The cashflow tightrope
In the first three years, Chemsols tried its best to bootstrap. “We would negotiate with customers to pay us on time so that we would have the cash to clear raw material imports for continued production. By the beginning of the fourth year, it was clear we needed more finance if we wanted to grow,” says Okadia.
The only solution was to mortgage a family property as collateral for a further bank loan. “It wasn’t an easy conversation with the family, but it helped stabilise the company. Between the bank, using personal savings and persuading customers, we survived. It was a tough balancing act.”
Growing one customer at a time
Adding customers in those first three years meant Okadia pounded the pavement, knocked on doors and perfected his sales pitch. “In the beginning there was suspicion; the company was an unknown and customers rightly were worried that we would not be able to provide the quality we were promising,” he says.
He would invite customers to visit the factory to see for themselves. Over time, Chemsols received referrals, which meant that confidence in its products was growing.
With the extra funding secured through the mortgaging of the family property, Okadia was able to hire additional employees, particularly for marketing. This enabled him to extend both the product range and the company’s customer base, which until then had been focused primarily in and around Nairobi, to the wider Kenyan market. “We had to start with baby steps. I did not want to overextend and lose customer trust because we couldn’t deliver on orders.”
Capitalising on the expanding construction and leather industries
Initially, Chemsols focused solely on paints but has since broadened its product range to encompass inks and adhesives.
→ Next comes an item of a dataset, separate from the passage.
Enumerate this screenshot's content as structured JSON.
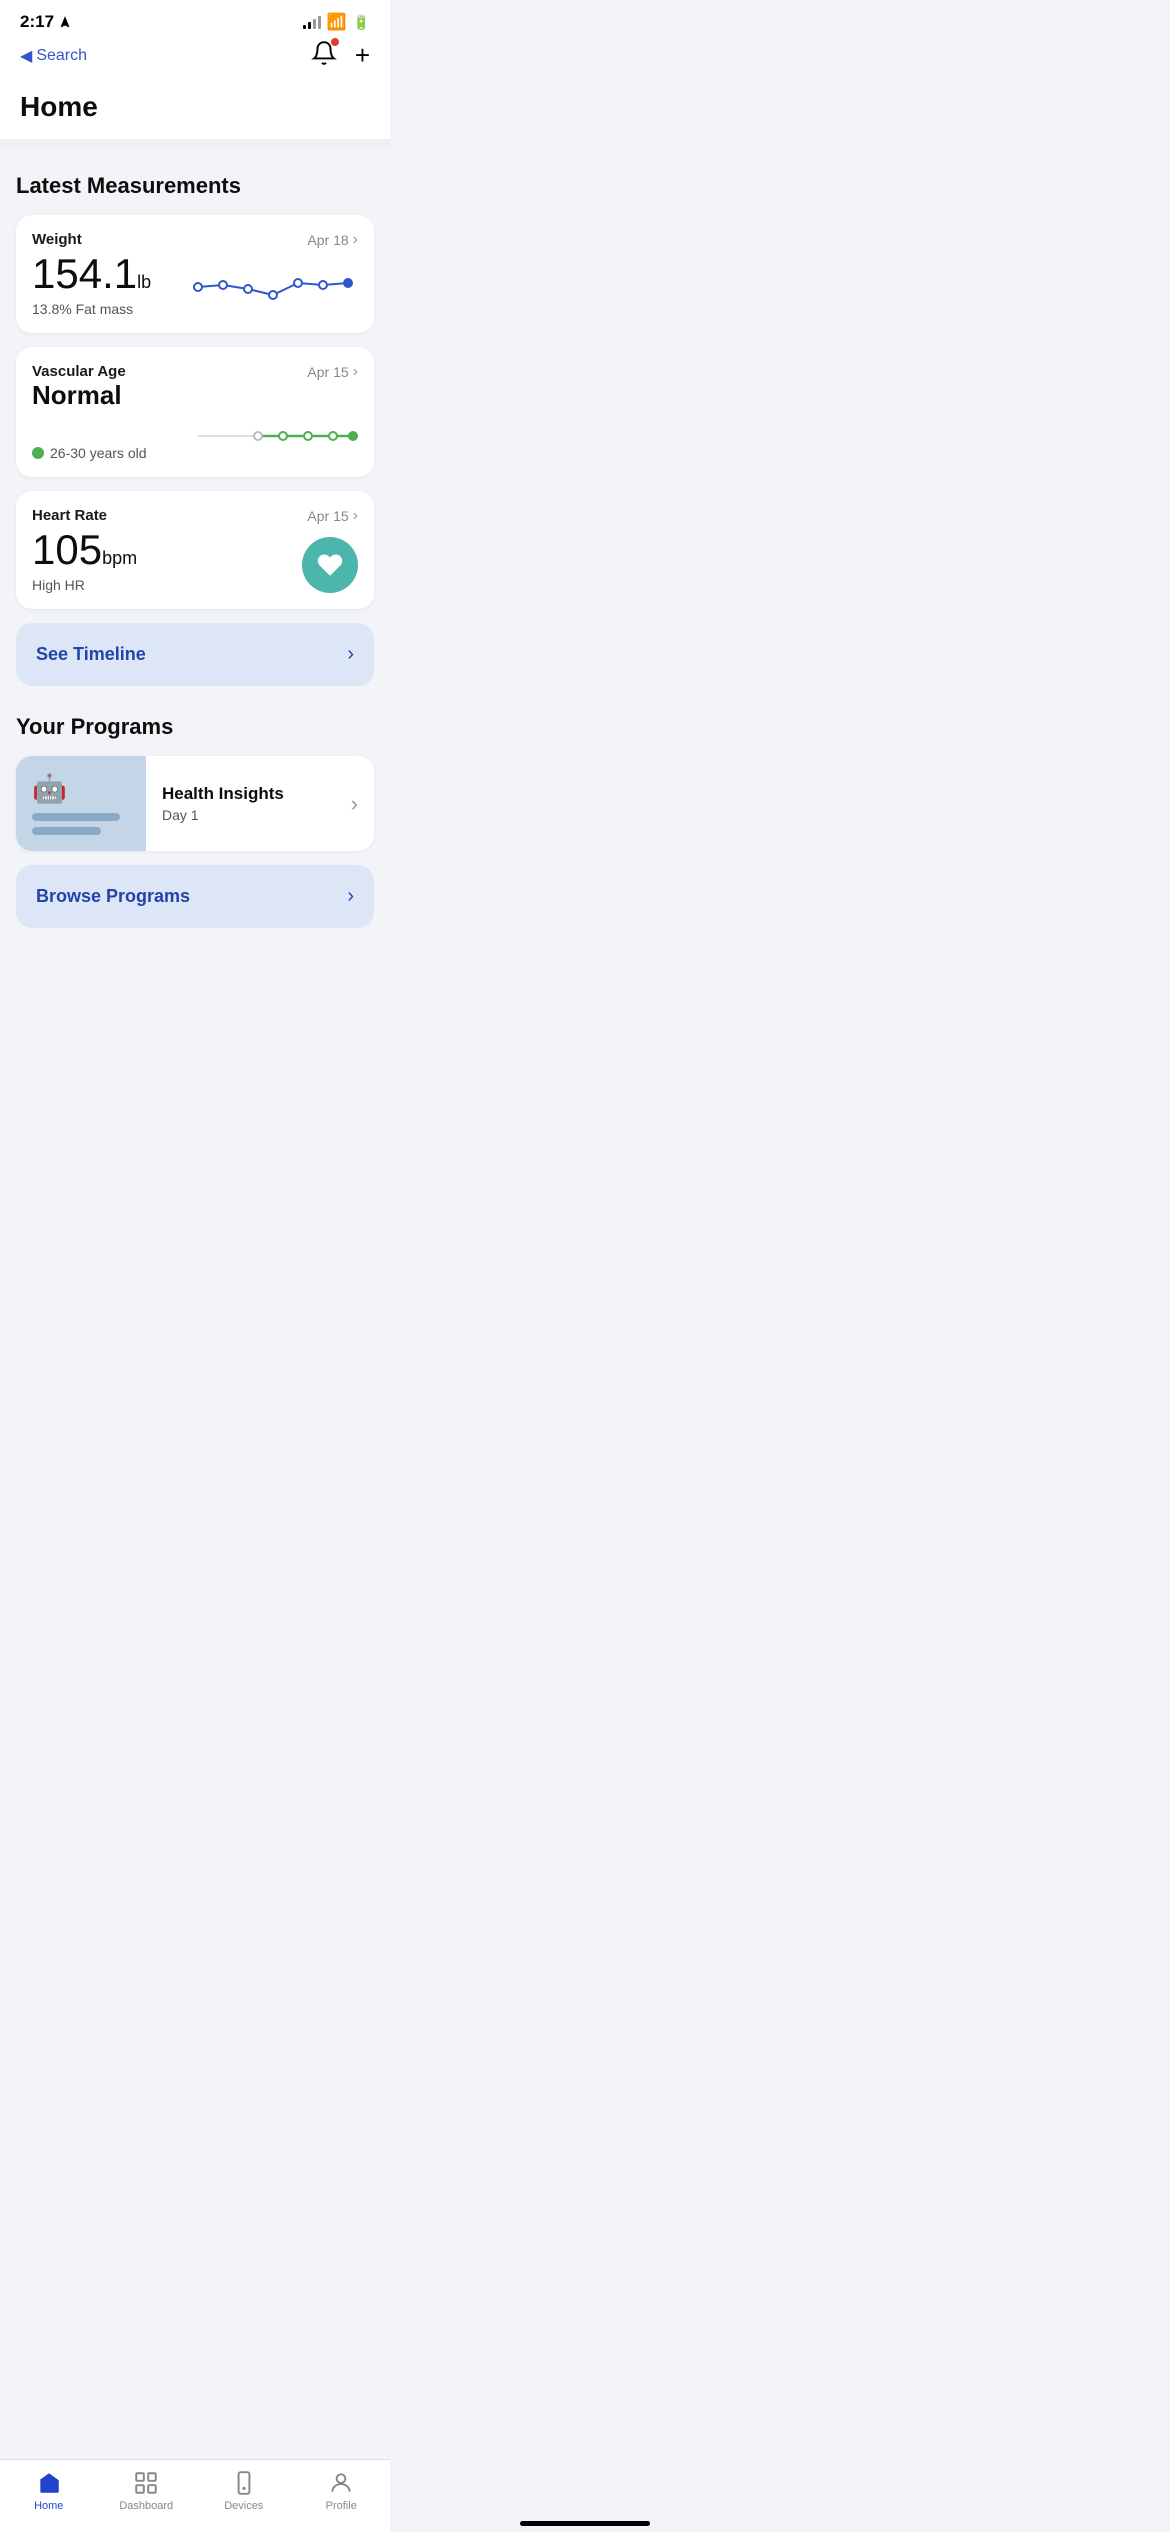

Additionally, within the paint category, the company now produces thinners and wood lacquers.
The solvent- and water-based paint lines are experiencing notable growth, according to Okadia. This can be attributed to a robust expansion in the construction industry, stimulated by government initiatives to boost affordable housing.
For its ink product line, Chemsols made a strategic decision to initially specialise in flexographic printing ink. The company identified potential growth in demand for this ink, which is used on flexible packaging materials, such as the security tape required for parcel sealing. “We will now consider expanding our ink range after we have established ourselves as a serious player with flexographic printing ink.”
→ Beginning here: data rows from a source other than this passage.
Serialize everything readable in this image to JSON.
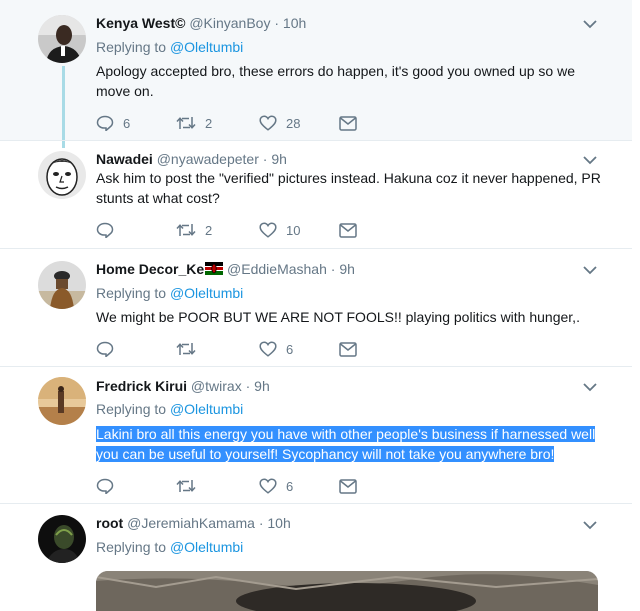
{
  "tweets": [
    {
      "name": "Kenya West©",
      "handle": "@KinyanBoy",
      "time": "10h",
      "replying_label": "Replying to",
      "replying_to": "@Oleltumbi",
      "text": "Apology accepted bro, these errors do happen, it's good you owned up so we move on.",
      "replies": "6",
      "retweets": "2",
      "likes": "28"
    },
    {
      "name": "Nawadei",
      "handle": "@nyawadepeter",
      "time": "9h",
      "text": "Ask him to post the \"verified\" pictures instead. Hakuna coz it never happened, PR stunts at what cost?",
      "replies": "",
      "retweets": "2",
      "likes": "10"
    },
    {
      "name": "Home Decor_Ke",
      "handle": "@EddieMashah",
      "time": "9h",
      "replying_label": "Replying to",
      "replying_to": "@Oleltumbi",
      "text": "We might be POOR BUT WE ARE NOT FOOLS!! playing politics with hunger,.",
      "replies": "",
      "retweets": "",
      "likes": "6"
    },
    {
      "name": "Fredrick Kirui",
      "handle": "@twirax",
      "time": "9h",
      "replying_label": "Replying to",
      "replying_to": "@Oleltumbi",
      "text_line1": "Lakini bro all this energy you have with other people's business if harnessed well",
      "text_line2": "you can be useful to yourself! Sycophancy will not take you anywhere bro!",
      "replies": "",
      "retweets": "",
      "likes": "6"
    },
    {
      "name": "root",
      "handle": "@JeremiahKamama",
      "time": "10h",
      "replying_label": "Replying to",
      "replying_to": "@Oleltumbi"
    }
  ],
  "separator_dot": "·",
  "colors": {
    "link": "#1b95e0",
    "meta": "#657786",
    "thread_line": "#a8dbe6",
    "highlight_bg": "#f5f8fa",
    "selection": "#3390ff"
  },
  "icons": [
    "reply-icon",
    "retweet-icon",
    "like-icon",
    "dm-icon",
    "chevron-down-icon",
    "kenya-flag-icon"
  ]
}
Chemsols additionally produces adhesives. Okadia observes a burgeoning market, particularly for the adhesive used to bond a shoe’s upper part to its sole. “The leather industry in Kenya and Uganda is growing and we see an opportunity for growth,” he says
The company’s current production capacity in a day is 25 tonnes, up from the one tonne it could manufacture in the first year. It has 30 full-time employees.
First regional, then international
In the fourth year, Okadia began leveraging the regional contacts he had accumulated during his previous career. Over time, he has managed to secure customers in Tanzania, Rwanda, and Uganda. With a focus on adhesives for the leather industry, Ethiopia is next on his expansion agenda. Ethiopia, boasting the largest livestock population in Africa – around 53 million cattle according to the Ethiopian Investment Commission – has a substantial leather industry.
“After that, why not outside Africa?” Okadia posits. “The raw materials we use already adhere to international standards, so I don’t see a problem getting our product into those markets.”
To achieve this he is looking for business and investment partners to help with the next step. “I would like the company to live beyond me. I am not immortal and need to build a business that will remain stable for years, even after my departure.”